The beginning of Dang was easy. It proved to be wider and flatter at the top than its little brother Ding. This all changed when we got about one third of the way in. Suddenly our friendly walk through some of the most beautiful slot canyons Utah has to offer turned into a little bit of a problem. We came to a 30 foot drop with no easy way down in sight. After scoping out the hole that appeared before us looking for a route to the bottom, I looked down at my feet. Just to the right was a site that I did not expect to see. Not a snake, scorpion, or any other dangerous desert creature. No, it was something far worse than that. A Bolt. With a carabiner clipped into it. Contrary to everything I had previously read and researched about the canyon (which really wasn't a whole lot since these canyons aren't in any guide books), we were supposed to set up a rappel into the hole 30 feet below us. We had already completed 3/4 of the loop, and with temps reaching almost 95 degrees we didn't have enough water to turn around and go back the way we had come.
Due to previous canyoneering experience, I had thankfully packed a few climbing "essentials" for a just-in-case situation like this. While I didn't have the 60 feet of rope, 2 harnesses, or rappelling gear that we needed, I had what I thought would have to suffice. As I laid out the contents of my pack to see what we could use, I found: snacks, our remaining water (not much), a pair of Chacos, an emergency heat blanket, sunscreen, a pocket knife, a headlamp, a rain jacket, one climbing harness, about 15 feet of cord (NOT climbing rope), a daisy chain, and 2 carabiners. With these items, I was able to rig up a system attaching Bri (in the harness)
to the bolt and used a Munter hitch and a carabiner as a makeshift rappel system to get her to the first ledge below. Then I got her to attach the gear to the cord and I pulled it back up. N

ext the dogs were taken down to her one at a time, and then I lowered myself one last time while retrieving the cord on the way down for future use. We were then able to climb down the shelf to the hole below. The sketchy rappelling went well, but we had knowingly put ourselves in a risky position. We wouldn't be able to return up the canyon now that we were down, and we also were unaware of what other drops lay before us.
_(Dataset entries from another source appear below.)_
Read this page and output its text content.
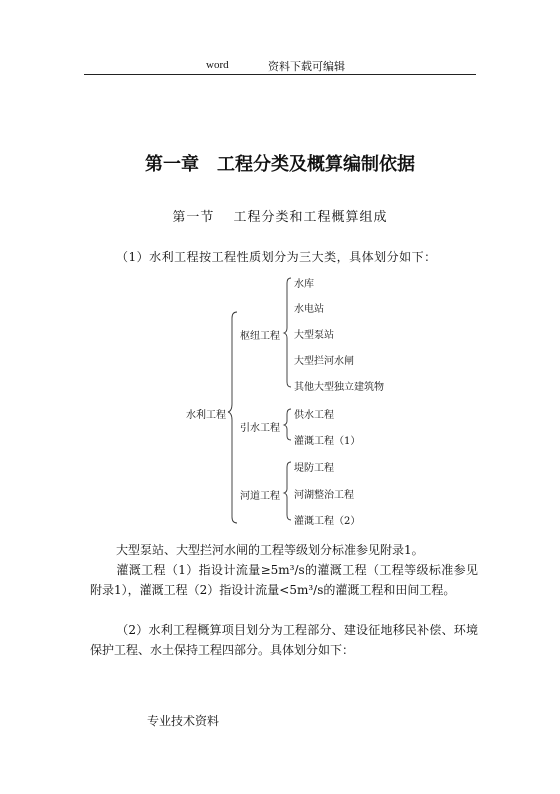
word	资料下载可编辑
第一章　工程分类及概算编制依据
第一节　 工程分类和工程概算组成
（1）水利工程按工程性质划分为三大类，具体划分如下：
水利工程
枢纽工程
引水工程
河道工程
水库
水电站
大型泵站
大型拦河水闸
其他大型独立建筑物
供水工程
灌溉工程（1）
堤防工程
河湖整治工程
灌溉工程（2）
大型泵站、大型拦河水闸的工程等级划分标准参见附录1。
灌溉工程（1）指设计流量≥5m³/s的灌溉工程（工程等级标准参见附录1），灌溉工程（2）指设计流量<5m³/s的灌溉工程和田间工程。
（2）水利工程概算项目划分为工程部分、建设征地移民补偿、环境保护工程、水土保持工程四部分。具体划分如下：
专业技术资料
Luckily as we kept traveling down the narrowing slot we didn't come upon any further recesses in the landscape quite that large. There were a few other 10-12 foot drops, but we managed to get one of us down and then hand pass the dogs one at a time. Thankfully, they enjoyed the experience as well.
We made it back to the truck just in time, as the heat had soared and we were exposed to the sun for the last mile of the trip. After being in the canyon for 5 hours, we were now headed to the nearest gas station (about 80 miles away) for a cool drink and some grub. In addition to having yet another awesome canyoneering experience, I also learned a valuable lesson: Always take more climbing gear than you think you will need.